A portion of the water used in homes and businesses comes from underground groundwater basins known as aquifers. During a drought, those aquifers become even more important and are relied upon more heavily without rainfall to replenish it. The rain that does come down hits concrete and runs off, flowing into storm drains and flood channels to go out to the sea, because there are few systems in place for capturing that rainwater.

A new system proposed by LACFCD at the FMWD meeting involves getting the overflow water from the channels into a spreading ground where it can seep back into the groundwater.

“Part of [LACFCD’s] mission is to conserve water for local water supply, and that includes being able to recharge into the groundwater basin,” said Nina Jazmadarian, general manager of FMWD. “Groundwater levels are dropping so they are trying to put together projects that will store water into the Raymond basin. Part of the project is moving the water from behind Devil’s Gate dam to the Eaton Canyon spreading ground.”

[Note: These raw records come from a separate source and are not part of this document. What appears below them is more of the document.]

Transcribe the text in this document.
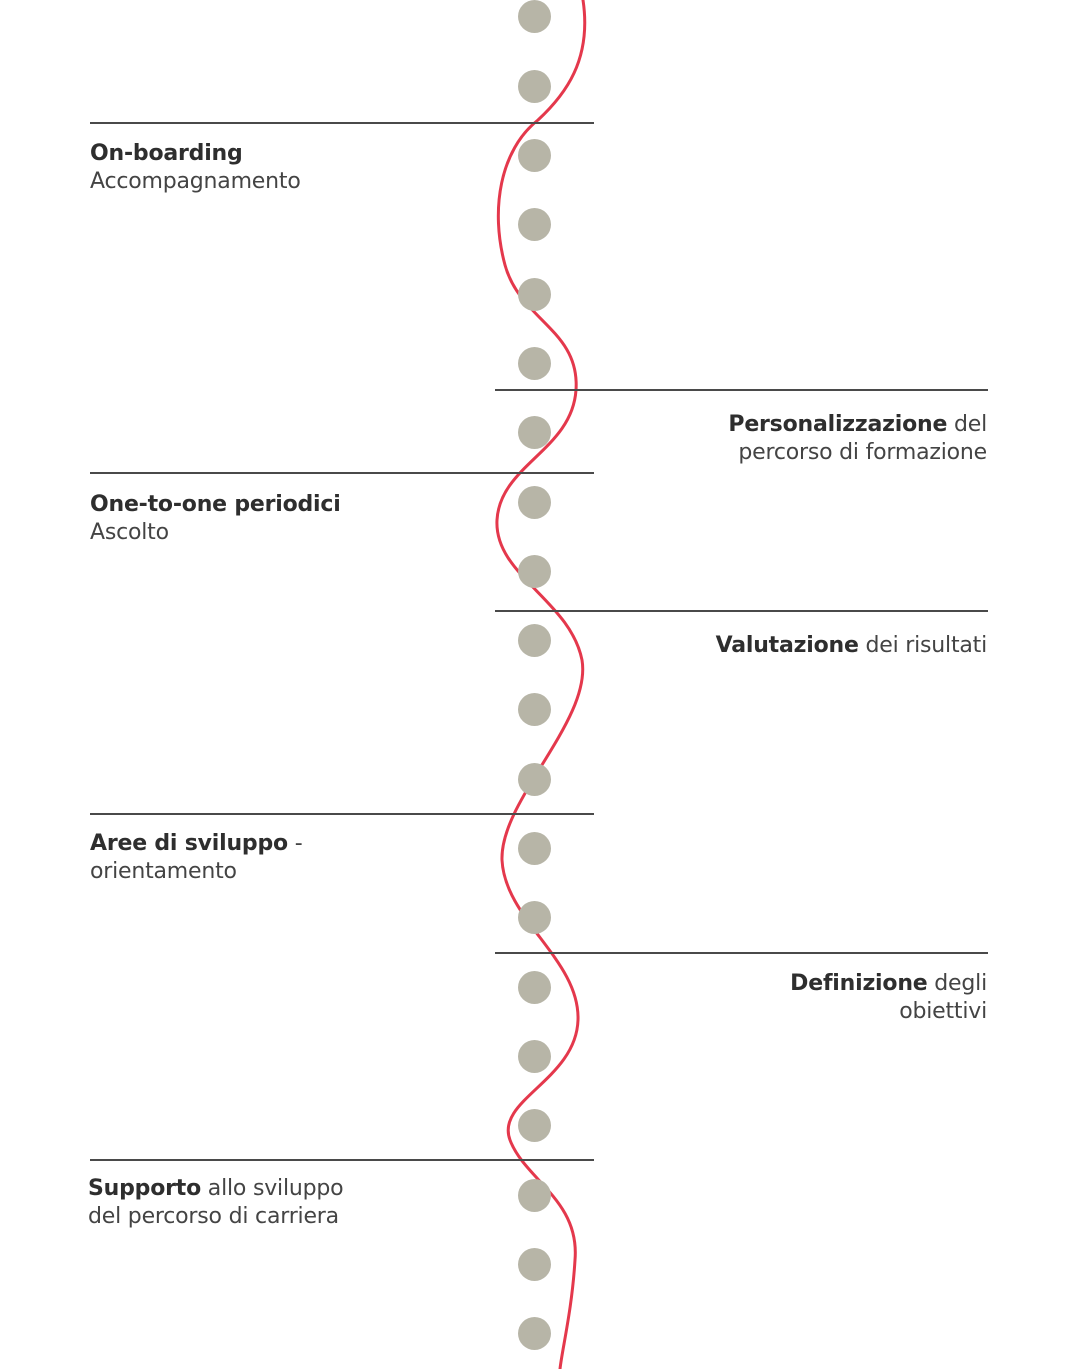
On-boarding
Accompagnamento
Personalizzazione del
percorso di formazione
One-to-one periodici
Ascolto
Valutazione dei risultati
Aree di sviluppo -
orientamento
Definizione degli
obiettivi
Supporto allo sviluppo
del percorso di carriera
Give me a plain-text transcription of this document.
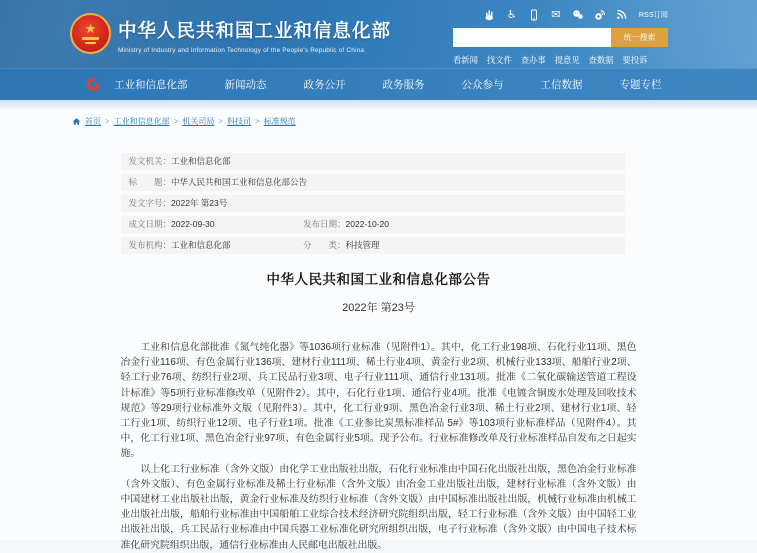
★ 中华人民共和国工业和信息化部
Ministry of Industry and Information Technology of the People's Republic of China
♿	✉	RSS订阅
统一搜索
看新闻 找文件 查办事 提意见 查数据 要投诉
工业和信息化部	新闻动态	政务公开	政务服务	公众参与	工信数据	专题专栏
首页 > 工业和信息化部 > 机关司局 > 科技司 > 标准规范
发文机关： 工业和信息化部
标　　题： 中华人民共和国工业和信息化部公告
发文字号： 2022年 第23号
成文日期： 2022-09-30	发布日期： 2022-10-20
发布机构： 工业和信息化部	分　　类： 科技管理
中华人民共和国工业和信息化部公告
2022年 第23号

工业和信息化部批准《氮气纯化器》等1036项行业标准（见附件1）。其中，化工行业198项、石化行业11项、黑色冶金行业116项、有色金属行业136项、建材行业111项、稀土行业4项、黄金行业2项、机械行业133项、船舶行业2项、轻工行业76项、纺织行业2项、兵工民品行业3项、电子行业111项、通信行业131项。批准《二氧化碳输送管道工程设计标准》等5项行业标准修改单（见附件2）。其中，石化行业1项、通信行业4项。批准《电镀含铜废水处理及回收技术规范》等29项行业标准外文版（见附件3）。其中，化工行业9项、黑色冶金行业3项、稀土行业2项、建材行业1项、轻工行业1项、纺织行业12项、电子行业1项。批准《工业参比炭黑标准样品 5#》等103项行业标准样品（见附件4）。其中，化工行业1项、黑色冶金行业97项、有色金属行业5项。现予公布。行业标准修改单及行业标准样品自发布之日起实施。

以上化工行业标准（含外文版）由化学工业出版社出版，石化行业标准由中国石化出版社出版，黑色冶金行业标准（含外文版）、有色金属行业标准及稀土行业标准（含外文版）由冶金工业出版社出版，建材行业标准（含外文版）由中国建材工业出版社出版，黄金行业标准及纺织行业标准（含外文版）由中国标准出版社出版，机械行业标准由机械工业出版社出版，船舶行业标准由中国船舶工业综合技术经济研究院组织出版，轻工行业标准（含外文版）由中国轻工业出版社出版，兵工民品行业标准由中国兵器工业标准化研究所组织出版，电子行业标准（含外文版）由中国电子技术标准化研究院组织出版，通信行业标准由人民邮电出版社出版。
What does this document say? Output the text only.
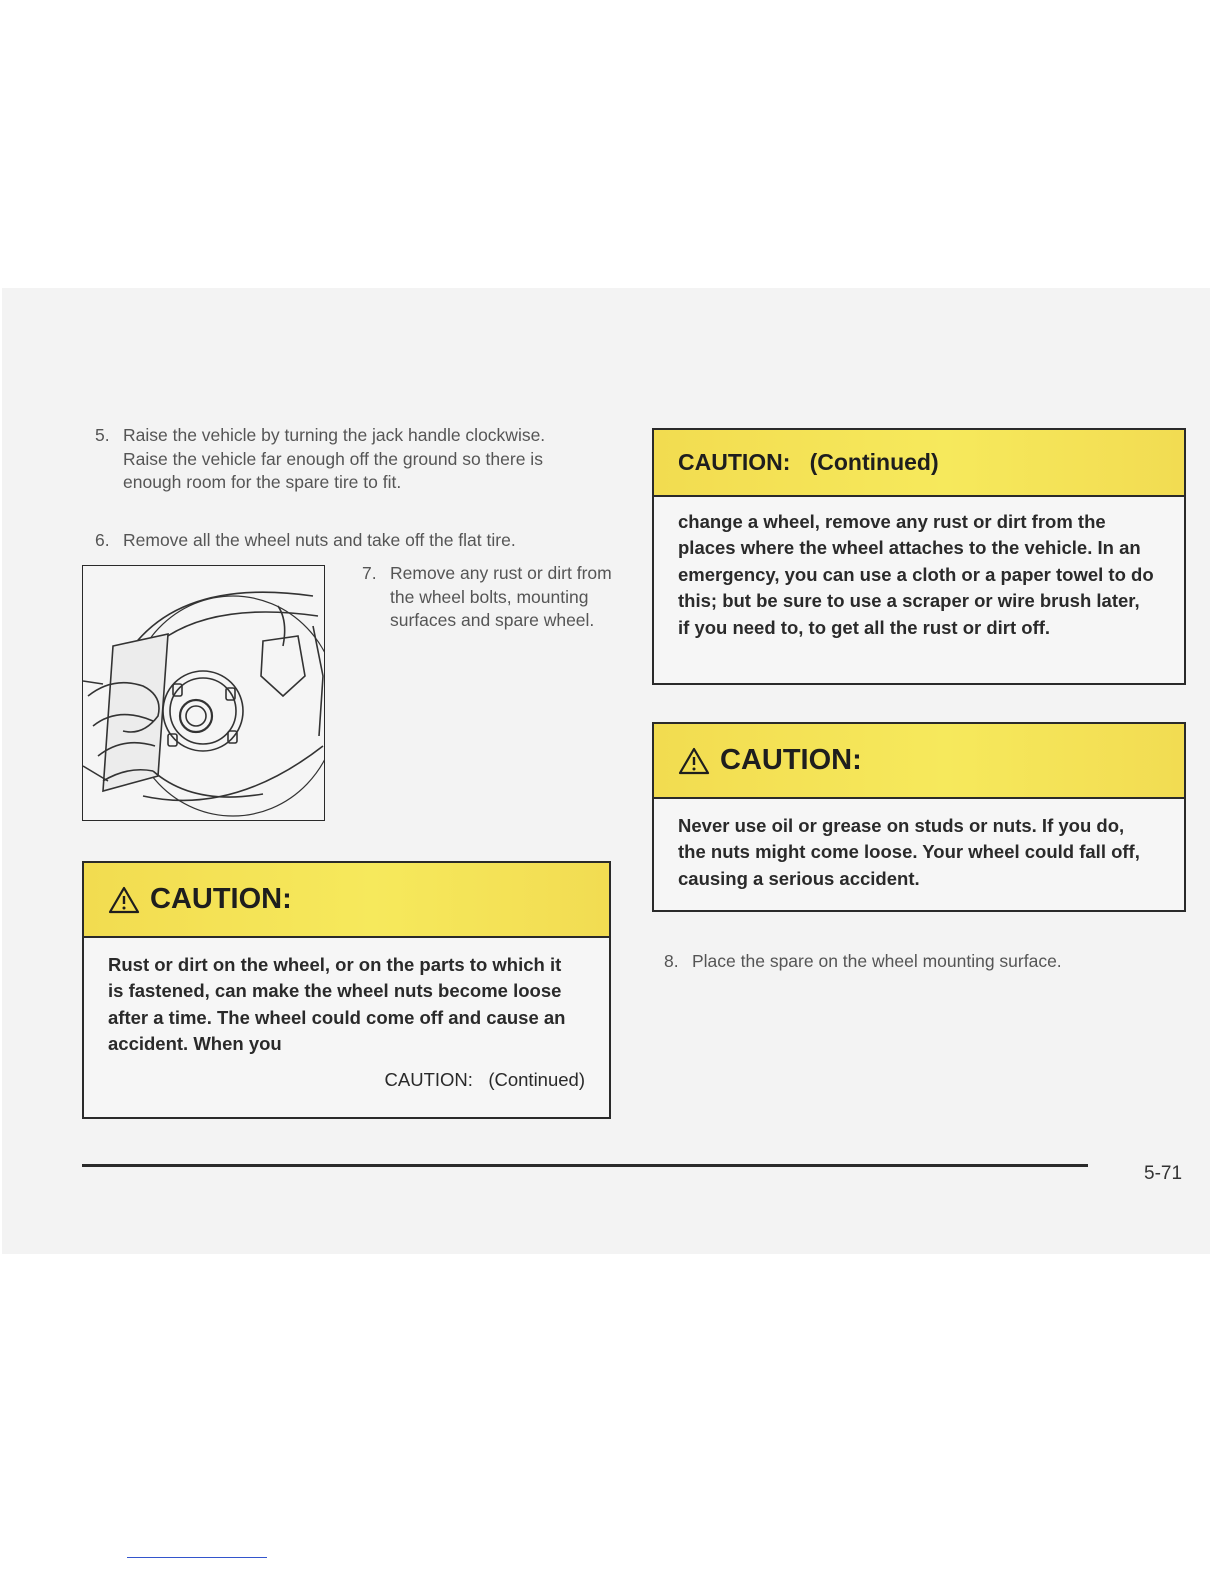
5. Raise the vehicle by turning the jack handle clockwise. Raise the vehicle far enough off the ground so there is enough room for the spare tire to fit.
6. Remove all the wheel nuts and take off the flat tire.
7. Remove any rust or dirt from the wheel bolts, mounting surfaces and spare wheel.
CAUTION:
Rust or dirt on the wheel, or on the parts to which it is fastened, can make the wheel nuts become loose after a time. The wheel could come off and cause an accident. When you
CAUTION:   (Continued)
CAUTION:   (Continued)
change a wheel, remove any rust or dirt from the places where the wheel attaches to the vehicle. In an emergency, you can use a cloth or a paper towel to do this; but be sure to use a scraper or wire brush later, if you need to, to get all the rust or dirt off.
CAUTION:
Never use oil or grease on studs or nuts. If you do, the nuts might come loose. Your wheel could fall off, causing a serious accident.
8. Place the spare on the wheel mounting surface.
5-71
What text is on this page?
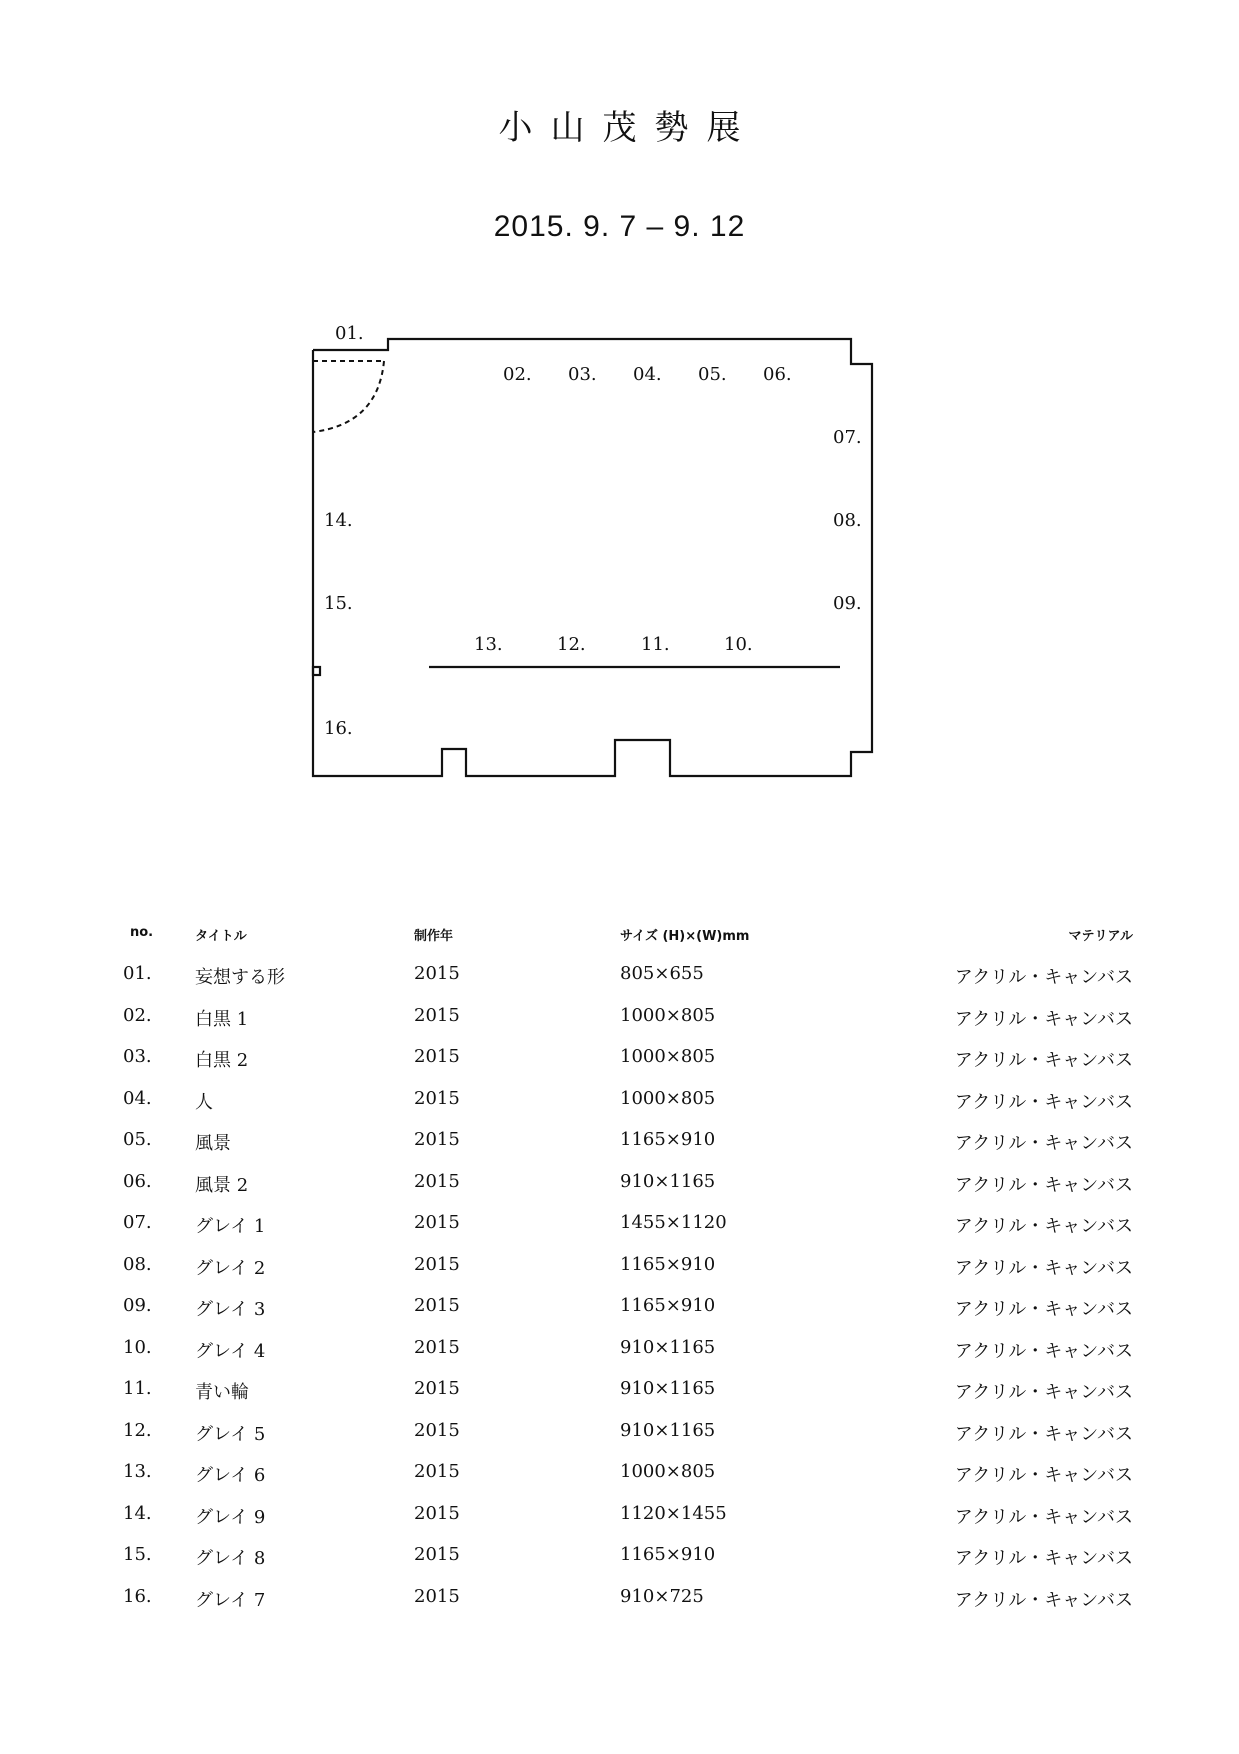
小山茂勢展
2015. 9. 7 – 9. 12
01.
02. 03. 04. 05. 06.
07.
08.
09.
10.
11.
12.
13.
14.
15.
16.
no.	タイトル	制作年	サイズ (H)×(W)mm	マテリアル
01. 妄想する形	2015	805×655	アクリル・キャンバス
02. 白黒 1	2015	1000×805	アクリル・キャンバス
03. 白黒 2	2015	1000×805	アクリル・キャンバス
04. 人	2015	1000×805	アクリル・キャンバス
05. 風景	2015	1165×910	アクリル・キャンバス
06. 風景 2	2015	910×1165	アクリル・キャンバス
07. グレイ 1	2015	1455×1120	アクリル・キャンバス
08. グレイ 2	2015	1165×910	アクリル・キャンバス
09. グレイ 3	2015	1165×910	アクリル・キャンバス
10. グレイ 4	2015	910×1165	アクリル・キャンバス
11. 青い輪	2015	910×1165	アクリル・キャンバス
12. グレイ 5	2015	910×1165	アクリル・キャンバス
13. グレイ 6	2015	1000×805	アクリル・キャンバス
14. グレイ 9	2015	1120×1455	アクリル・キャンバス
15. グレイ 8	2015	1165×910	アクリル・キャンバス
16. グレイ 7	2015	910×725	アクリル・キャンバス
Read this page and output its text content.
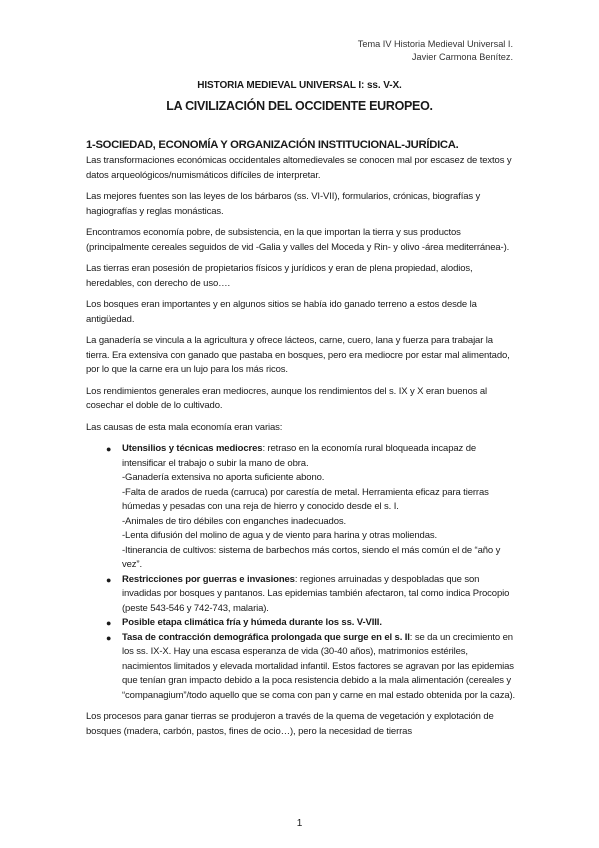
Tema IV Historia Medieval Universal I.
Javier Carmona Benítez.
HISTORIA MEDIEVAL UNIVERSAL I: ss. V-X.
LA CIVILIZACIÓN DEL OCCIDENTE EUROPEO.
1-SOCIEDAD, ECONOMÍA Y ORGANIZACIÓN INSTITUCIONAL-JURÍDICA.

Las transformaciones económicas occidentales altomedievales se conocen mal por escasez de textos y datos arqueológicos/numismáticos difíciles de interpretar.

Las mejores fuentes son las leyes de los bárbaros (ss. VI-VII), formularios, crónicas, biografías y hagiografías y reglas monásticas.

Encontramos economía pobre, de subsistencia, en la que importan la tierra y sus productos (principalmente cereales seguidos de vid -Galia y valles del Moceda y Rin- y olivo -área mediterránea-).

Las tierras eran posesión de propietarios físicos y jurídicos y eran de plena propiedad, alodios, heredables, con derecho de uso….

Los bosques eran importantes y en algunos sitios se había ido ganado terreno a estos desde la antigüedad.

La ganadería se vincula a la agricultura y ofrece lácteos, carne, cuero, lana y fuerza para trabajar la tierra. Era extensiva con ganado que pastaba en bosques, pero era mediocre por estar mal alimentado, por lo que la carne era un lujo para los más ricos.

Los rendimientos generales eran mediocres, aunque los rendimientos del s. IX y X eran buenos al cosechar el doble de lo cultivado.

Las causas de esta mala economía eran varias:

● Utensilios y técnicas mediocres: retraso en la economía rural bloqueada incapaz de intensificar el trabajo o subir la mano de obra.
-Ganadería extensiva no aporta suficiente abono.
-Falta de arados de rueda (carruca) por carestía de metal. Herramienta eficaz para tierras húmedas y pesadas con una reja de hierro y conocido desde el s. I.
-Animales de tiro débiles con enganches inadecuados.
-Lenta difusión del molino de agua y de viento para harina y otras moliendas.
-Itinerancia de cultivos: sistema de barbechos más cortos, siendo el más común el de “año y vez”.
● Restricciones por guerras e invasiones: regiones arruinadas y despobladas que son invadidas por bosques y pantanos. Las epidemias también afectaron, tal como indica Procopio (peste 543-546 y 742-743, malaria).
● Posible etapa climática fría y húmeda durante los ss. V-VIII.
● Tasa de contracción demográfica prolongada que surge en el s. II: se da un crecimiento en los ss. IX-X. Hay una escasa esperanza de vida (30-40 años), matrimonios estériles, nacimientos limitados y elevada mortalidad infantil. Estos factores se agravan por las epidemias que tenían gran impacto debido a la poca resistencia debido a la mala alimentación (cereales y “companagium”/todo aquello que se coma con pan y carne en mal estado obtenida por la caza).

Los procesos para ganar tierras se produjeron a través de la quema de vegetación y explotación de bosques (madera, carbón, pastos, fines de ocio…), pero la necesidad de tierras

1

The Raymond basin aquifer, which supplies 41% of Pasadena’s water use, runs underground approximately from Devil’s Gate dam to the Santa Anita area. There are recharge areas like Hahamongna watershed park, the Arroyo Seco Spreading Grounds, which allow water from rainfall to collect and slowly go back into the basin. This takes exposed areas of land which are open to let water collect like a dam but wider and only full while water is waiting to seep in.

The plan proposed is to build a pipeline running six miles from Devil’s Gate dam to Eaton Canyon spreading ground where the excess rainwater can be absorbed. So instead of running off to the sea, it can be captured for use.

“[Eaton] can actually hold and recharge quite a lot. They would be able to conserve, in a wet year, 1,130 acre feet, and that’s about 326,000 gallons – enough for two households per year,” Jazmadarian said. The project overall would conserve 2,400 acre feet per year between the Arroyo Seco and Eaton spreading grounds. And to visualize the true volume of water saved, Jazmadarian added, just one acre foot is enough water to cover a football field, one foot deep.
The proposed project would improve the capture rate and recharge of the Raymond basin, but the Verdugo basin, which supplies water for the Crescenta Valley Water Dept. as a retail agency of FMWD and faces a similar drop in groundwater levels, will be unaffected.